Deep Equilibrium Models are Almost Equivalent to Not-so-deep Explicit Models for High-dimensional Gaussian Mixtures
Zenan Ling, Longbo Li, Zhanbo Feng, Yixuan Zhang, Feng Zhou, Robert C. Qiu, Zhenyu Liao
TL;DR
This work uses random matrix theory to analyze the spectral behavior of CK and NTK in Deep Equilibrium Models under high-dimensional Gaussian mixtures. It shows that the CK/NTK depend on the activation and variance through a small set of nonlinear equations, enabling a principled route to create equivalent shallow explicit networks via CK/NTK matching. The authors provide a practical recipe to design activations for explicit nets that replicate the DEQ spectral properties, validated on Gaussian mixtures and real datasets such as MNIST, Fashion-MNIST, and CIFAR-10. Overall, the paper establishes a high-dimensional equivalence between implicit DEQs and shallow explicit networks, offering substantial potential computational savings and guidance for network design.
Abstract
Deep equilibrium models (DEQs), as a typical implicit neural network, have demonstrated remarkable success on various tasks.

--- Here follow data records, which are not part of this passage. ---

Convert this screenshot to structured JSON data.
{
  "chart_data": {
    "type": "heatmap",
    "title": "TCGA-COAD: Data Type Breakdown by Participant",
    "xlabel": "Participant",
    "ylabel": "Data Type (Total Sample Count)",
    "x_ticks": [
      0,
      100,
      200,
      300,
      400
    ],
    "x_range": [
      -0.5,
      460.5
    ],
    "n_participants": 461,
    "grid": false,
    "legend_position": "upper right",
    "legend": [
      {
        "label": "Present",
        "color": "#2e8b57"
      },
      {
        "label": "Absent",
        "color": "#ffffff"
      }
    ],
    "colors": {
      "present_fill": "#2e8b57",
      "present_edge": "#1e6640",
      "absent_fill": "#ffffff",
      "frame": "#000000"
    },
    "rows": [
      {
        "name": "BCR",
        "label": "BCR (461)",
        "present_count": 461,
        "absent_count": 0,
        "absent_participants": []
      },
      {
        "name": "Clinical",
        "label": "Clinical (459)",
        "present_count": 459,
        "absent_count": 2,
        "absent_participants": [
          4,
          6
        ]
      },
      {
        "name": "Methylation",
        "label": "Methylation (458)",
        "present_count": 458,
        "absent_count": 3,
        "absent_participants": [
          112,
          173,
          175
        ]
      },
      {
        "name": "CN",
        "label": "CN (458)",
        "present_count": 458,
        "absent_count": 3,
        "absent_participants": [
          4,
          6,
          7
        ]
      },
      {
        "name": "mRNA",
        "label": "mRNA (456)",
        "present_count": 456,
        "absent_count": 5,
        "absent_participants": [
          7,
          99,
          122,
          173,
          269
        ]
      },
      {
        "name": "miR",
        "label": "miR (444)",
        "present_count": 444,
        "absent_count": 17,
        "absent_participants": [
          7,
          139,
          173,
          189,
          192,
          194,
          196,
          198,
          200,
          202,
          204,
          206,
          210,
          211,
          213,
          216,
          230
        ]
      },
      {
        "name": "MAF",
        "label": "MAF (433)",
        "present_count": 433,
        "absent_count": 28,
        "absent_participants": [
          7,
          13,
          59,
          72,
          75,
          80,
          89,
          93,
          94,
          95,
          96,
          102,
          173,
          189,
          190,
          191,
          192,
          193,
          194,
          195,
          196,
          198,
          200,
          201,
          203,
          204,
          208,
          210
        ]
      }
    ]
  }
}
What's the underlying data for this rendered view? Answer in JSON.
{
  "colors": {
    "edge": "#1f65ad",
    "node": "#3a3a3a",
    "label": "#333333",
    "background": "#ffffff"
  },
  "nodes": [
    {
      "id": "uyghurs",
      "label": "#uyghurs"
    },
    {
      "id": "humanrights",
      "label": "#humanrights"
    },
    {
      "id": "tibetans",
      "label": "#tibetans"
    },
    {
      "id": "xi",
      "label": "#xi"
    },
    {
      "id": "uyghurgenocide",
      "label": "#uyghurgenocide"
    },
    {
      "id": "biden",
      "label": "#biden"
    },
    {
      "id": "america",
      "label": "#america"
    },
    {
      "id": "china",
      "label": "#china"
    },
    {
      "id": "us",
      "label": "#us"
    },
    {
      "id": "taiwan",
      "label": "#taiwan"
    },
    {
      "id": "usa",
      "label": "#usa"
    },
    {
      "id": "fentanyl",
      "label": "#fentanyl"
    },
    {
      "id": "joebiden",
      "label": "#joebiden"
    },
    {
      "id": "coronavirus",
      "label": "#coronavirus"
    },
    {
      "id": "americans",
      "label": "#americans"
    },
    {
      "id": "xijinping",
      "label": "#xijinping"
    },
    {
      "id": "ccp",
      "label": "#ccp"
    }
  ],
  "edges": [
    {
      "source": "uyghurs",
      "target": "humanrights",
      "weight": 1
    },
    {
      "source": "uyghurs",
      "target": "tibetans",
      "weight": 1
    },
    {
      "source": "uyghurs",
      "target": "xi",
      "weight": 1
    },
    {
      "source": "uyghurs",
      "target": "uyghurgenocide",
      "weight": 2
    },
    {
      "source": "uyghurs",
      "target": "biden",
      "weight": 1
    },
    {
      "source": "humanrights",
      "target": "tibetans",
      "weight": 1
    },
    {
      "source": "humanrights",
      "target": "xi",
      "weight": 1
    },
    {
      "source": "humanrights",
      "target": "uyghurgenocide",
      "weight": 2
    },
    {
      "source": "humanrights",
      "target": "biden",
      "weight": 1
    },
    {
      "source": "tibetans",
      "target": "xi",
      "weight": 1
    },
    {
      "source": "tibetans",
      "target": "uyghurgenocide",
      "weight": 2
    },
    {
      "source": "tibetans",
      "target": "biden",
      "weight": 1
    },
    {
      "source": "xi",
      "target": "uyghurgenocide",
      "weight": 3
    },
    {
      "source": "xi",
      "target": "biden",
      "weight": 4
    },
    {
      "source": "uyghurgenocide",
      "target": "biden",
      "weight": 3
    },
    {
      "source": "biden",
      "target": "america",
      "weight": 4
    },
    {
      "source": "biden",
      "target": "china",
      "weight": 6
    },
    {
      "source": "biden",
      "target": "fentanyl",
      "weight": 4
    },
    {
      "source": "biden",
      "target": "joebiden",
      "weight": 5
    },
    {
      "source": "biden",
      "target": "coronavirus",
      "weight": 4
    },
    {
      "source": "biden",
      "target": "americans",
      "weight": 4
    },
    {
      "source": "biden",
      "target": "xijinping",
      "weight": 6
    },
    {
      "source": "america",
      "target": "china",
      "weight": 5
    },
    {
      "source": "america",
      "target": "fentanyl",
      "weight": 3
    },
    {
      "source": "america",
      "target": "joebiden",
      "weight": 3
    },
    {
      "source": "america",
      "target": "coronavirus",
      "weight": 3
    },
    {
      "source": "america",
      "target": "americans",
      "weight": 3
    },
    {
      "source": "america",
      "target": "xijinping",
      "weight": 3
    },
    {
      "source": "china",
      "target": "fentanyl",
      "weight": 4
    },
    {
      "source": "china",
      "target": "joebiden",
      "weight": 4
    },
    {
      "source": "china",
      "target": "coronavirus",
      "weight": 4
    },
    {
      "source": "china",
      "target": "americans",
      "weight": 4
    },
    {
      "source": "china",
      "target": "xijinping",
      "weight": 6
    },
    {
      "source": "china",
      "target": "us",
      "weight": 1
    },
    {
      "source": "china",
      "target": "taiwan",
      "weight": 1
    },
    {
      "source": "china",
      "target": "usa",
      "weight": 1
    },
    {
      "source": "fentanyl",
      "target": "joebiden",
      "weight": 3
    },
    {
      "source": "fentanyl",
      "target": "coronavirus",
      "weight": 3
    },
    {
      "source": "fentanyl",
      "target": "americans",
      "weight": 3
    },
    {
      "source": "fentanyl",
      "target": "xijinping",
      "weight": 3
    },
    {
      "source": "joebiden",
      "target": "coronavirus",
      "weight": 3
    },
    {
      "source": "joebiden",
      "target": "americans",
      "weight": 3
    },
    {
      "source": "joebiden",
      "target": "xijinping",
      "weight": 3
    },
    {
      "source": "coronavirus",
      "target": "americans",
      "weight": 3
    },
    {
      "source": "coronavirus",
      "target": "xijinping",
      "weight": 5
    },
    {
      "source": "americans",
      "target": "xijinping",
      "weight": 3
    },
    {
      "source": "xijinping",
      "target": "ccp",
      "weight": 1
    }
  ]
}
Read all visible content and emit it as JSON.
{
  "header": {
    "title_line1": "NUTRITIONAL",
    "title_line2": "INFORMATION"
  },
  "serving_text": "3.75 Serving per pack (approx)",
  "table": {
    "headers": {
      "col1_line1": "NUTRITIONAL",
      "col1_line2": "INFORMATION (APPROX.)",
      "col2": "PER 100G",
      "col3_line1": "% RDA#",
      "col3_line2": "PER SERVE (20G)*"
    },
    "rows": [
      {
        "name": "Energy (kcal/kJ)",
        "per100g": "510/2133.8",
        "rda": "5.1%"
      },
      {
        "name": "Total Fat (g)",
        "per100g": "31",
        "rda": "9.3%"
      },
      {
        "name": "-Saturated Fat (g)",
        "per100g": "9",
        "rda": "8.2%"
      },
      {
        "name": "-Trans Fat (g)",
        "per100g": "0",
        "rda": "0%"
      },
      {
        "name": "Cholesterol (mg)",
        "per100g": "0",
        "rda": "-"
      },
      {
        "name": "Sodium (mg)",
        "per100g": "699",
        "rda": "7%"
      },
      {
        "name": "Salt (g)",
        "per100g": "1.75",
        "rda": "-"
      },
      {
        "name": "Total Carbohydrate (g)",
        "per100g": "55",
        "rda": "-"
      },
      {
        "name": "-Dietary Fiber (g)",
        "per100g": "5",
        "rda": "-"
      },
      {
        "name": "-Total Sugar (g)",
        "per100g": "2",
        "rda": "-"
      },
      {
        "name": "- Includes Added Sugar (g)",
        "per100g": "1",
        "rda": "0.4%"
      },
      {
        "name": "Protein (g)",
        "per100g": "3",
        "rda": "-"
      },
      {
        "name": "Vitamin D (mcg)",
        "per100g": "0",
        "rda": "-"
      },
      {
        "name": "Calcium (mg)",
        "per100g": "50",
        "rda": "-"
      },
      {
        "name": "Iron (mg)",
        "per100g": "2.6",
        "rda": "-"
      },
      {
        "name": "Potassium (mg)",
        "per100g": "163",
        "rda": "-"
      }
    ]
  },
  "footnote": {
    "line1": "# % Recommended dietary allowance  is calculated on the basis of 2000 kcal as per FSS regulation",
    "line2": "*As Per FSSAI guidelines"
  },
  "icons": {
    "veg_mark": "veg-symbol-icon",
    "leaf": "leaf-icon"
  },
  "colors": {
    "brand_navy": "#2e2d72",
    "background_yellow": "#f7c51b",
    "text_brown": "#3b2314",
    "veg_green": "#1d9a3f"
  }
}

There is, however, a lack of theoretical understanding of the connections and differences between implicit DEQs and explicit neural network models. In this paper, leveraging recent advances in random matrix theory (RMT), we perform an in-depth analysis on the eigenspectra of the conjugate kernel (CK) and neural tangent kernel (NTK) matrices for implicit DEQs, when the input data are drawn from a high-dimensional Gaussian mixture. We prove, in this setting, that the spectral behavior of these Implicit-CKs and NTKs depend on the DEQ activation function and initial weight variances, but only via a system of four nonlinear equations. As a direct consequence of this theoretical result, we demonstrate that a shallow explicit network can be carefully designed to produce the same CK or NTK as a given DEQ. Despite derived here for Gaussian mixture data, empirical results show the proposed theory and design principle also apply to popular real-world datasets.